A Metaheuristic Harris Hawks Optimization Algorithm for Weed Detection Using Drone Images

Abstract

There are several major threats to crop production. As herbicide use has become overly reliant on weed control, herbicide-resistant weeds have evolved and pose an increasing threat to the environment, food safety, and human health. Convolutional neural networks (CNNs) have demonstrated exceptional results in the analysis of images for the identification of weeds from crop images that are captured by drones. Manually designing such neural architectures is, however, an error-prone and time-consuming process. Natural-inspired optimization algorithms have been widely used to design and optimize neural networks, since they can perform a blackbox optimization process without explicitly formulating mathematical formulations or providing gradient information to develop appropriate representations and search paradigms for solutions.
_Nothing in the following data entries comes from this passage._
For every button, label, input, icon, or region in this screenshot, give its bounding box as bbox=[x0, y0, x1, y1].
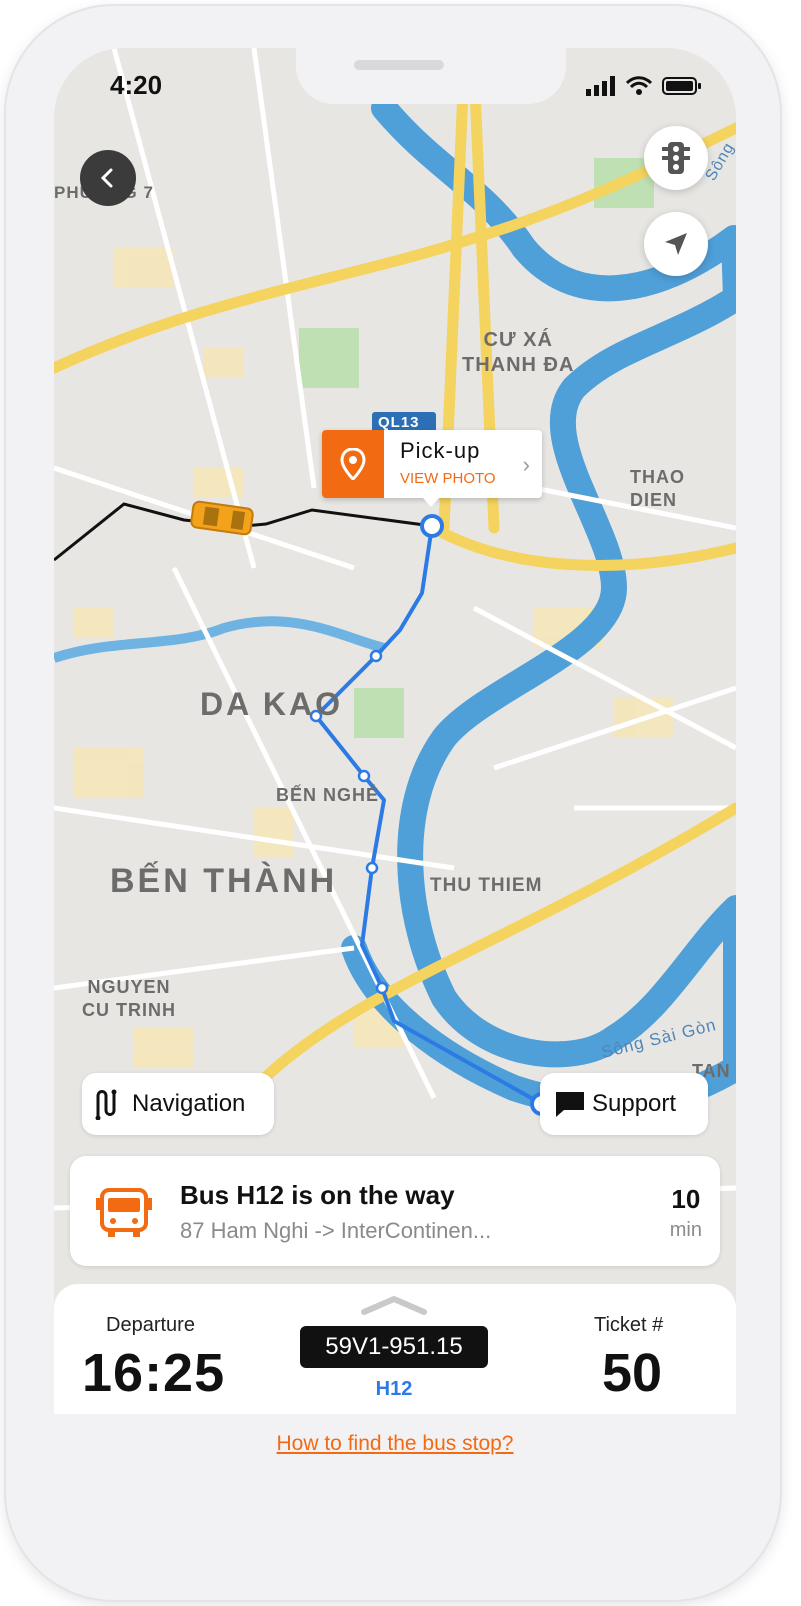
status-time: 4:20 bbox=[110, 70, 163, 100]
ticket-label: Ticket # bbox=[594, 1314, 664, 1336]
app-screen: PHƯỜNG 7 CƯ XÁ THANH ĐA QL13 THAO DIEN D… bbox=[54, 48, 736, 1578]
trip-details-panel: Departure 16:25 59V1-951.15 H12 Ticket #… bbox=[54, 1284, 736, 1414]
eta: 10 min bbox=[670, 1184, 702, 1242]
chat-bubble-icon bbox=[556, 1092, 584, 1117]
departure-label: Departure bbox=[106, 1314, 195, 1336]
pickup-title: Pick-up bbox=[400, 438, 481, 463]
map-label-district: DA KAO bbox=[200, 686, 344, 722]
trip-status-title: Bus H12 is on the way bbox=[180, 1180, 455, 1210]
view-photo-link[interactable]: VIEW PHOTO bbox=[400, 470, 542, 487]
support-button[interactable]: Support bbox=[540, 1073, 708, 1135]
navigation-route-icon bbox=[95, 1089, 117, 1120]
departure-time: 16:25 bbox=[82, 1343, 226, 1403]
phone-frame: PHƯỜNG 7 CƯ XÁ THANH ĐA QL13 THAO DIEN D… bbox=[4, 4, 782, 1602]
map-label-district: THU THIEM bbox=[430, 875, 543, 896]
device-notch bbox=[296, 48, 566, 104]
map-label-district: BẾN THÀNH bbox=[110, 862, 338, 900]
wifi-icon bbox=[626, 76, 652, 95]
ticket-number: 50 bbox=[602, 1343, 663, 1403]
device-speaker bbox=[354, 60, 444, 70]
traffic-toggle-button[interactable] bbox=[644, 126, 708, 190]
pickup-callout[interactable]: Pick-up VIEW PHOTO › bbox=[322, 430, 542, 507]
eta-unit: min bbox=[669, 1219, 702, 1241]
trip-status-card[interactable]: Bus H12 is on the way 87 Ham Nghi -> Int… bbox=[70, 1156, 720, 1266]
trip-route-text: 87 Ham Nghi -> InterContinen... bbox=[180, 1218, 492, 1243]
map-pin-icon bbox=[340, 448, 366, 480]
map-label-district: THAO DIEN bbox=[630, 467, 685, 510]
navigation-button[interactable]: Navigation bbox=[82, 1073, 274, 1135]
eta-value: 10 bbox=[671, 1184, 701, 1214]
chevron-up-icon[interactable] bbox=[360, 1294, 428, 1316]
license-plate: 59V1-951.15 bbox=[300, 1326, 488, 1368]
back-button[interactable] bbox=[80, 150, 136, 206]
pickup-text: Pick-up VIEW PHOTO bbox=[384, 430, 542, 498]
battery-icon bbox=[662, 77, 701, 95]
recenter-location-button[interactable] bbox=[644, 212, 708, 276]
trip-details-sheet: Departure 16:25 59V1-951.15 H12 Ticket #… bbox=[54, 1284, 736, 1578]
traffic-light-icon bbox=[662, 142, 690, 174]
navigation-arrow-icon bbox=[665, 233, 687, 255]
cellular-signal-icon bbox=[586, 76, 615, 96]
status-icons bbox=[586, 76, 702, 96]
map-label-ward: BẾN NGHÉ bbox=[276, 785, 380, 805]
pickup-marker bbox=[322, 430, 384, 498]
map-label-district: CƯ XÁ THANH ĐA bbox=[462, 329, 575, 376]
route-code: H12 bbox=[375, 1378, 413, 1400]
navigation-label: Navigation bbox=[132, 1090, 246, 1117]
chevron-right-icon: › bbox=[522, 452, 530, 477]
bus-stop-help-link[interactable]: How to find the bus stop? bbox=[54, 1432, 736, 1456]
callout-tail bbox=[423, 498, 439, 507]
pickup-point bbox=[420, 514, 444, 538]
bus-icon bbox=[96, 1188, 152, 1237]
chevron-left-icon bbox=[100, 168, 113, 188]
support-label: Support bbox=[592, 1090, 677, 1117]
map-label-ward: NGUYEN CU TRINH bbox=[82, 977, 176, 1020]
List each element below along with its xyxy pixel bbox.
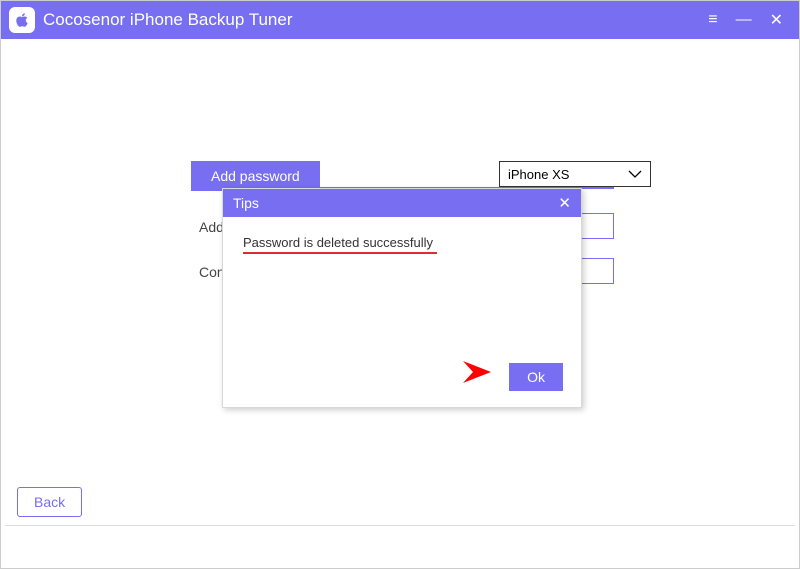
tips-dialog: Tips ✕ Password is deleted successfully … [222, 188, 582, 408]
close-button[interactable]: ✕ [770, 10, 783, 30]
dialog-message: Password is deleted successfully [243, 235, 437, 254]
footer-divider [5, 525, 795, 526]
app-window: Cocosenor iPhone Backup Tuner ≡ — ✕ Add … [0, 0, 800, 569]
titlebar: Cocosenor iPhone Backup Tuner ≡ — ✕ [1, 1, 799, 39]
ok-button[interactable]: Ok [509, 363, 563, 391]
app-title: Cocosenor iPhone Backup Tuner [43, 10, 293, 30]
dialog-close-icon[interactable]: ✕ [558, 194, 571, 212]
dialog-title: Tips [233, 195, 259, 211]
menu-icon[interactable]: ≡ [708, 11, 717, 29]
content-area: Add password iPhone XS Add pas Confirm T… [1, 39, 799, 529]
dialog-body: Password is deleted successfully [223, 217, 581, 272]
app-logo-icon [9, 7, 35, 33]
back-button[interactable]: Back [17, 487, 82, 517]
window-controls: ≡ — ✕ [708, 10, 791, 30]
dialog-header: Tips ✕ [223, 189, 581, 217]
chevron-down-icon [628, 167, 642, 182]
device-selected-label: iPhone XS [508, 167, 569, 182]
device-dropdown[interactable]: iPhone XS [499, 161, 651, 187]
minimize-button[interactable]: — [736, 11, 752, 29]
Harris Hawk Optimization algorithms (HHO) have been developed in recent years to identify optimal or near-optimal solutions to difficult problems automatically, thus overcoming the limitations of human judgment. A new automated architecture based on DenseNet-121 and DenseNet-201 models is presented in this study, which is called “DenseHHO”. A novel CNN architecture design is devised to classify weed images captured by sprayer drones using the Harris Hawk Optimization algorithm (HHO) by selecting the most appropriate parameters. Based on the results of this study, the proposed method is capable of detecting weeds in unstructured field environments with an average accuracy of 98.44% using DenseNet-121 and 97.91% using DenseNet-201, the highest accuracy among optimization-based weed-detection strategies.